A tristeza de ver o ator Paulo Gustavo, conhecido por interpretar uma alegre dona de casa com todas as suas qualidades e defeitos, perder a vida para a Covid-19 cinco dias antes da celebração do Dia das Mães parece uma daquelas ironias que geralmente só acontecem no cinema. Mas tal como na vida real, o ator, ou a eterna Dona Hermínia, como ficou conhecido, morreu, aos 42 anos, de complicações em decorrência de uma embolia sanguínea causada pelo coronavírus. O comediante morreu de uma doença para a qual já existe vacina, que o go-verno brasileiro se recusou a comprar quando teve chance.

“Meu filho, meu filho, obrigada por você ter me escolhido para ser sua mãe” Déa Lúcia, mãe de Paulo Gustavo (Crédito:Divulgação)

Da mesma forma, o governo se eximiu de promover qualquer tipo de ação preventiva, de estimular o isolamento social e de dar recomendações baseadas na ciência para o combate de uma pandemia que não deveria tirar a vida de uma pessoa saudável, jovem e sem comorbidades, como era o caso do ator. Dez dias antes de ir para o hospital, em 13 de março, escreveu em suas redes sociais: “Cadê a vacina, gente?” Acabou se tornando a mais notável vítima fatal da inoperância do governo Jair Bolsonaro.

Paulo Gustavo é um símbolo de um País que parece ter ficado para trás, onde existia alegria, alto astral, cordialidade, algum respeito pelo próximo e onde a vida era minimamente valorizada. A interrupção de seu sorriso é o desalento de todo o Brasil. A morte do ídolo representa a impotência do povo diante de uma catástrofe sem precedentes. Mostra que a pandemia pode atingir avassaladoramente qualquer um de nós. Gustavo, que se tornou uma espécie de parente próximo de todos, foi tragado por uma doença que já pode ser controlada, como mostram outros países, e de um governo que promove o negacionismo e não cuida de seus cidadãos. Oito em cada dez brasileiros conhecem alguém que sucumbiu à Covid-19, parentes, amigos, vizinhos, pessoas próximas. Agora se foi um homem familiar a todos, uma unanimidade, um polo de identificação. Nenhum outro país perdeu para a Covid-19 dessa maneira injusta um ídolo da magnitude e da juventude de Paulo Gustavo.

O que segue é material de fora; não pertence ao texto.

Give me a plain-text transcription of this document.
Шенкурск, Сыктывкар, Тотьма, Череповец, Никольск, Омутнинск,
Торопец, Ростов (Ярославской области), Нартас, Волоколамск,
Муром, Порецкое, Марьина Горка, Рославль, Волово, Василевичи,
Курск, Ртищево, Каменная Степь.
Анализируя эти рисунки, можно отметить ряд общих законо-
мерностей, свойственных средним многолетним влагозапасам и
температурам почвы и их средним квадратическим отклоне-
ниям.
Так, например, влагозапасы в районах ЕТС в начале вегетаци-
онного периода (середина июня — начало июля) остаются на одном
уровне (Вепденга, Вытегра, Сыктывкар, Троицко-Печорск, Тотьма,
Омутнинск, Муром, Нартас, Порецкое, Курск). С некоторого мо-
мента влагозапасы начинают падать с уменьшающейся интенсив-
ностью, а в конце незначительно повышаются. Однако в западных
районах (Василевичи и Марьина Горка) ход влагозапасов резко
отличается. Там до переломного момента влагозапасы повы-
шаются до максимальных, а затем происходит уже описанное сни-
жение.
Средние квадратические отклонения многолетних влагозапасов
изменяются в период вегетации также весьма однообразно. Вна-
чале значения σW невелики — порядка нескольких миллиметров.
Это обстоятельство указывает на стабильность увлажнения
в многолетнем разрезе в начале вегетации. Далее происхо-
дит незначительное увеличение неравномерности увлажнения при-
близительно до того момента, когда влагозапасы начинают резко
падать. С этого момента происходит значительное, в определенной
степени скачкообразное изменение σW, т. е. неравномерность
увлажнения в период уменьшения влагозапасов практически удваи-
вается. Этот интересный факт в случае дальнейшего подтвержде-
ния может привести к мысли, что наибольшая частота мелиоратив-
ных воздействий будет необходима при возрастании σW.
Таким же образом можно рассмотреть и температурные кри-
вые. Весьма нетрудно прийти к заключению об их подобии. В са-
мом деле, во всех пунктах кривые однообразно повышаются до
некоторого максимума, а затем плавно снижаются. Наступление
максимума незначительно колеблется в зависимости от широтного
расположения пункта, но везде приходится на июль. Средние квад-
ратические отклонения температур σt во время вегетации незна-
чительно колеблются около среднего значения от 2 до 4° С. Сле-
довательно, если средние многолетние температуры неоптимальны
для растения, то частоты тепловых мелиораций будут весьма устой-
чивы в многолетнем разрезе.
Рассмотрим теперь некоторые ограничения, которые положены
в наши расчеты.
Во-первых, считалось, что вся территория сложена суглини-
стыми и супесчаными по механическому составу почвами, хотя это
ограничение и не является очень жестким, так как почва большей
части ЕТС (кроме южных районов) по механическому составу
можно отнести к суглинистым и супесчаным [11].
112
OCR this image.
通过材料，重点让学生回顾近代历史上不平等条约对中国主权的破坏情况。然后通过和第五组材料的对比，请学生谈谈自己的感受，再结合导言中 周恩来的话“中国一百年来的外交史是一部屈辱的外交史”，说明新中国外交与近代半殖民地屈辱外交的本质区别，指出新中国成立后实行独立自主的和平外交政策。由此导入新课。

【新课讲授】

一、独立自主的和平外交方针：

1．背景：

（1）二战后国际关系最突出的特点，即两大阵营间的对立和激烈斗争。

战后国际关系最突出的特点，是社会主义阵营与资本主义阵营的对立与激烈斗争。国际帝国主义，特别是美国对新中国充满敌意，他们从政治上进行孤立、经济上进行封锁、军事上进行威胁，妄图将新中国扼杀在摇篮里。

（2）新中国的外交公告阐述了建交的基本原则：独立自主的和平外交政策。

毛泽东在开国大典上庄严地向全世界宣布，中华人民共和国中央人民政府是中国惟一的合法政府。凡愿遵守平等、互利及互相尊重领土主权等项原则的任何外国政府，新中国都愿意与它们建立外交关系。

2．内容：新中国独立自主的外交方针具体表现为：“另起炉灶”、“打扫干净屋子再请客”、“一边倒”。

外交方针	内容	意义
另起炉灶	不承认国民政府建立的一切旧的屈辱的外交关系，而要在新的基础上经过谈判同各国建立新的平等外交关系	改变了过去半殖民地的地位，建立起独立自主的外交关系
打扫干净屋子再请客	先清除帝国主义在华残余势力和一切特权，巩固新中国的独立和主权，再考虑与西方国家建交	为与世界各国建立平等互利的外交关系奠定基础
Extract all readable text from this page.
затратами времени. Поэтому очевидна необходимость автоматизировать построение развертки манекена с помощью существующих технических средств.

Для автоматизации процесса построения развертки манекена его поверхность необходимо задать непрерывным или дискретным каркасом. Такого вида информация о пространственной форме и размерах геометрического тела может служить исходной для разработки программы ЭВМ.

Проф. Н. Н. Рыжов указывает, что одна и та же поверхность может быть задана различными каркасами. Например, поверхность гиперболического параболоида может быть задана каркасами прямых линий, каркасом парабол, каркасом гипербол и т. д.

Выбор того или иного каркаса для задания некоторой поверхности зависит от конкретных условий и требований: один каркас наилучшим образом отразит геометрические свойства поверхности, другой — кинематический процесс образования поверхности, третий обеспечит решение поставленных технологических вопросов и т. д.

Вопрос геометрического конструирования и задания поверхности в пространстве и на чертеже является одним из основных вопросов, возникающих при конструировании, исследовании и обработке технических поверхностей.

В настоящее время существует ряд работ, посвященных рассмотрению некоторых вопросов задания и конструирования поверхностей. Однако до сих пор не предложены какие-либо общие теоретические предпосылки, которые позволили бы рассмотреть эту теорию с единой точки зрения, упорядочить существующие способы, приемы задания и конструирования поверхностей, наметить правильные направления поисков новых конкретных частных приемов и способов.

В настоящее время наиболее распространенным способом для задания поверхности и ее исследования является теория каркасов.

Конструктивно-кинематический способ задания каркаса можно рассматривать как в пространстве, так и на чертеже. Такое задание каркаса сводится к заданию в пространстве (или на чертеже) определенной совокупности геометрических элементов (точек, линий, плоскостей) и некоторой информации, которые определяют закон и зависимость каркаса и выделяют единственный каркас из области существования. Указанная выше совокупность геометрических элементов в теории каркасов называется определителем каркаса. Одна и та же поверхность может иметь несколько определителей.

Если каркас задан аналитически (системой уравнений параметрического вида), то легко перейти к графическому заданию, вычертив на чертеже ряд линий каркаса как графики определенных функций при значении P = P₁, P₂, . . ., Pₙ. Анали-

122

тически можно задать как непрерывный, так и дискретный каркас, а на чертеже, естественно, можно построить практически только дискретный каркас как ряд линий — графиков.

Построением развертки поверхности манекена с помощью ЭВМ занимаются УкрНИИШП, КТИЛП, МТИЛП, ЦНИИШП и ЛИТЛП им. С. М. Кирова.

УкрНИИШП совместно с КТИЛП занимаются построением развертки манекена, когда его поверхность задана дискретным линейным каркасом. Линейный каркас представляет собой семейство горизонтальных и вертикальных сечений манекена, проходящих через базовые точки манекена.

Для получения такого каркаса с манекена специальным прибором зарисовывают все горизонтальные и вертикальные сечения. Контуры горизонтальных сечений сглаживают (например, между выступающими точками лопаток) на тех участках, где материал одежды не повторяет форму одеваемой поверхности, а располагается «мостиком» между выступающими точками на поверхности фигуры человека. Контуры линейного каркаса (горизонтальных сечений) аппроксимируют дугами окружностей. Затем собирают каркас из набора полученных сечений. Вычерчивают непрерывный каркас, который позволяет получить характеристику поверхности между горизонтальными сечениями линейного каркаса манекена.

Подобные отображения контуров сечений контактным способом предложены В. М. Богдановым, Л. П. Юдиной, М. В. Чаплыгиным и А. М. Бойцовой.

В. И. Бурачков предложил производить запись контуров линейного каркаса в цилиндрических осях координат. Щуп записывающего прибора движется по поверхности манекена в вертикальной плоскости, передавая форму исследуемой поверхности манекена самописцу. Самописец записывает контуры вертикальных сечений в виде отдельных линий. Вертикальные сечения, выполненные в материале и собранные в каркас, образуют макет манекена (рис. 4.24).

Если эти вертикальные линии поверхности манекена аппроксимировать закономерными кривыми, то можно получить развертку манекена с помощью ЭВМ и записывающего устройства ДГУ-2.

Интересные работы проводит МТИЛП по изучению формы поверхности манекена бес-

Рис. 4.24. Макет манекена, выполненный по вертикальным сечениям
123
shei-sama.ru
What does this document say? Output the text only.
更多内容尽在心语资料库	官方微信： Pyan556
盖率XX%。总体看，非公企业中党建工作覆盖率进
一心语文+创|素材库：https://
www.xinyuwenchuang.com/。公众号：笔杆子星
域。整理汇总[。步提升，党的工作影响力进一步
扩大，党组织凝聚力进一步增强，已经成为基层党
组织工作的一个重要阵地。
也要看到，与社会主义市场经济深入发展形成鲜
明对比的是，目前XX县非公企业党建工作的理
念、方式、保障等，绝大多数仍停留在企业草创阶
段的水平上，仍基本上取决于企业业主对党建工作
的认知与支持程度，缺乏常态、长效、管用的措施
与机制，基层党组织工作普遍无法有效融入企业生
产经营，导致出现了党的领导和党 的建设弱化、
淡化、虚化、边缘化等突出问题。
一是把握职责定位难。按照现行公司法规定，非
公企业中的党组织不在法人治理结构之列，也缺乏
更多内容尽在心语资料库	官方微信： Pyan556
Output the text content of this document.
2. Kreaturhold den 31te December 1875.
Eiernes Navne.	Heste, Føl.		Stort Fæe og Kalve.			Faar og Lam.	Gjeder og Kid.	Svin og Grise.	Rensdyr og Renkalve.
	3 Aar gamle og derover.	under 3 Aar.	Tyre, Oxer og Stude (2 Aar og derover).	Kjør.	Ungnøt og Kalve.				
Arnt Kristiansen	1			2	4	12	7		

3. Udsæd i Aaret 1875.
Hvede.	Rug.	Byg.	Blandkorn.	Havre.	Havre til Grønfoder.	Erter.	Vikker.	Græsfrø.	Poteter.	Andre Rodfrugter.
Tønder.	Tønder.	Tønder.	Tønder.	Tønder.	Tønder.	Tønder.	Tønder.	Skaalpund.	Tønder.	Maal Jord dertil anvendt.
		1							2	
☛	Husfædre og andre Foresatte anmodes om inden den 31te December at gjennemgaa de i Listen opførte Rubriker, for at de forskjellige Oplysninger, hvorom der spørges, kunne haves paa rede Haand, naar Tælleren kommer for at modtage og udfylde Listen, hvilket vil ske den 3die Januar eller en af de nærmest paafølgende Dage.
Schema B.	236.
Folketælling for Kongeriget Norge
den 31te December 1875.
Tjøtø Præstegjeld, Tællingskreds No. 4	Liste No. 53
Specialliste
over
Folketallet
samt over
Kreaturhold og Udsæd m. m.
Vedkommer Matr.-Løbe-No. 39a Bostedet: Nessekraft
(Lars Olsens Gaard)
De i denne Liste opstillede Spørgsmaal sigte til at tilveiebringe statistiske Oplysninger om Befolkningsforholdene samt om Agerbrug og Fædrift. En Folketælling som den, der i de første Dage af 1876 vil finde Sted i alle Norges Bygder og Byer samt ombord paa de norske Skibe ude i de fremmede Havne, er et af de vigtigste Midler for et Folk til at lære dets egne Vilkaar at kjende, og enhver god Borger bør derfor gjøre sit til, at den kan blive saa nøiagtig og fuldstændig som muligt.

Após passar mais de 50 dias internado, ele não resistiu e comoveu a Nação na noite de terça-feira, 4, quando a família anunciou seu falecimento. Gustavo foi um dos 3.024 brasileiros que morreram naquele dia. Deixa o marido, o médico dermatologista Thales Bretas, com quem teve um relacionamento de sete anos, e os dois filhos, Romeu e Gael. Com um ano e oito meses, os bebês nasceram nos Estados Unidos, com ajuda de barriga de aluguel, sendo que Gael possui material genético do ator e Romeu, de Thales. Deixa também a mãe, Déa Lúcia, convertida em mãe arquetípica nos seus personagens consagrados, o pai Júlio Márcio, e a irmã, Juliana Amaral. Gustavo e Déa Lúcia protagonizaram juntos o espetáculo “Filho da mãe”, em 2019. Na ocasião, ele declarou que “o musical é uma grande homenagem à minha mãe e a todas as mulheres guerreiras que se viram nos trinta para manter a família”. “Quando a gente era criança, a vida da minha mãe foi luta atrás de luta”, completou.

Comoção nacional

Trabalhador, carismático e talentoso, Gustavo era uma unanimidade no meio artístico e foi acolhido na casa dos brasileiros com seu humor moderno e afinado com os novos tempos. Suas comédias de costumes se converteram, naturalmente, em enormes sucessos de bilheteria e seduziram um público imenso e diversificado. A comoção causada pela sua morte foi tamanha que na quarta-feira, 5, às 20 horas, foi marcado pelo movimento 342 Artes um “aplausaço” nacional para homenageá-lo. Em todo o País, a população saiu às janelas para aplaudir e exaltar a memória do ator. Nas mídias sociais, foram vários dias de comoção e revolta contra uma morte estúpida que poderia ter sido evitada. Niterói, sua cidade natal, decretou três dias de luto oficial. Gustavo foi velado no Theatro Municipal do Rio numa cerimônia restrita a familiares. Celebridades e profissionais do mundo do espetáculo lamentaram a perda de Gustavo, que dedicou a vida a fazer amigos. Seu discurso era como um raio para espantar o mau humor e sua alegria se tornou imortal.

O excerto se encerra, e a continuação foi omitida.